La felicità sta nelle piccole cose. Lo testimoniano storie come quelle di Giovanni Resch, il cui sorriso si è fatto più luminoso che mai dopo essere tornato a stringere fra le sue mani una fisarmonica

CEMBRA LISIGNAGO. La vista di un oggetto può far viaggiare la mente, facendo emergere dolci ricordi ormai sopiti. Così è accaduto a Giovanni Resch che, dopo aver assistito ad un concerto nella casa di riposo in cui vive ha chiesto di poter tornare a suonare la sua amata fisarmonica. "Voleva provare il mio strumento - ricorda Marco Graziola, che racconta l'episodio a Il Dolomiti -. Qualche giorno più tardi gliene ho portato uno tutto per lui: ora potrà suonarlo quando vorrà".
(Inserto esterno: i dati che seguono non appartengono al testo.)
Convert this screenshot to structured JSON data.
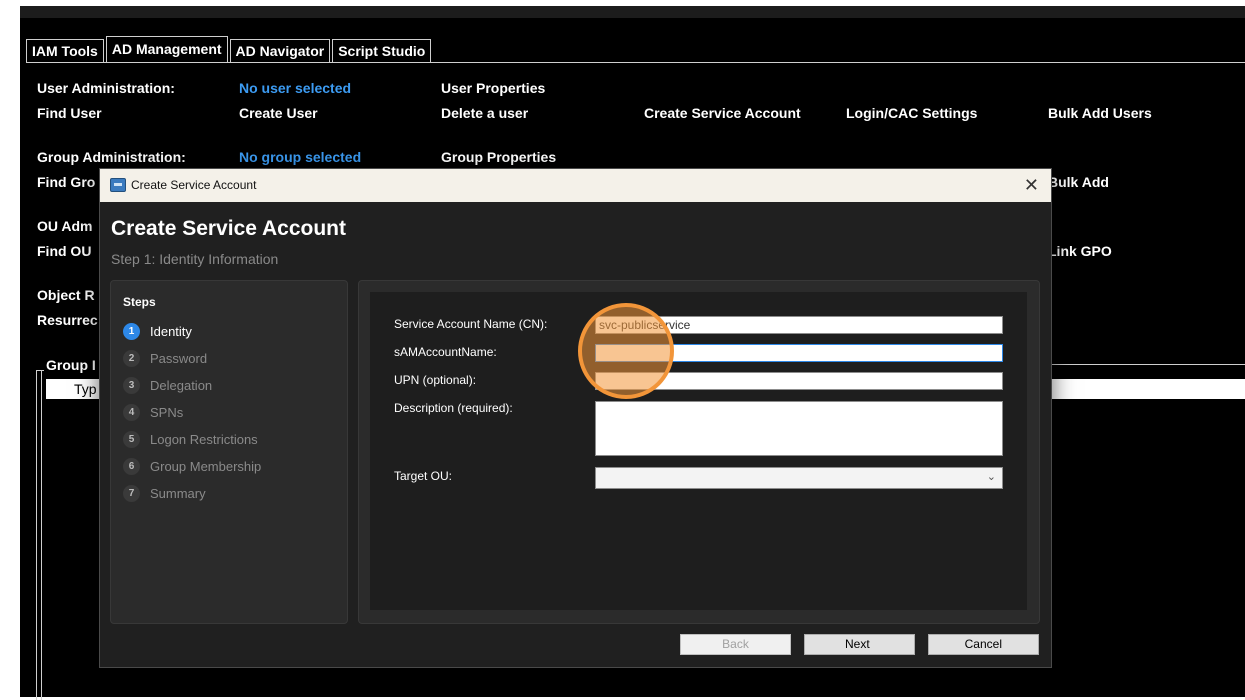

È una storia commovente, quella di Giovanni. Un uomo originario di Ceola che alla vista di una fisarmonica non ha saputo resistere: "Anni fa suonava ad orecchio, per passione. Da quando è entrato nella casa di riposa, per motivi di salute, non ha tuttavia più toccato nessuno strumento". Dalla nostalgia emersa durante un concerto parte del Festival della fisarmonica di Fiemme e Fassa-Valli dell'Avisio, è nata quindi la voglia di tornare, in qualche modo, a mettersi in gioco.
"Si è riappassionato in un baleno, al punto da chiedermi di poter suonare la mia fisarmonica - ribadisce Marco -. Così ho deciso di muovermi per fargliene avere una tutta sua". Dopo il concerto di venerdì 7 luglio con Gianluca Campi, Marco si è messo in contatto con l'associazione Musikarte, che ha fornito uno strumento, consegnato all'anziano due giorni più tardi.
"Mi commuovo tutt'ora a ripensare alla felicità di Giovanni nel poter tornare a suonare: lui stesso si è emozionato. Il suo sorriso ci ha scaldato il cuore", conclude. Una meravigliosa storia che ricorda quanto la felicità stia davvero nelle piccole cose.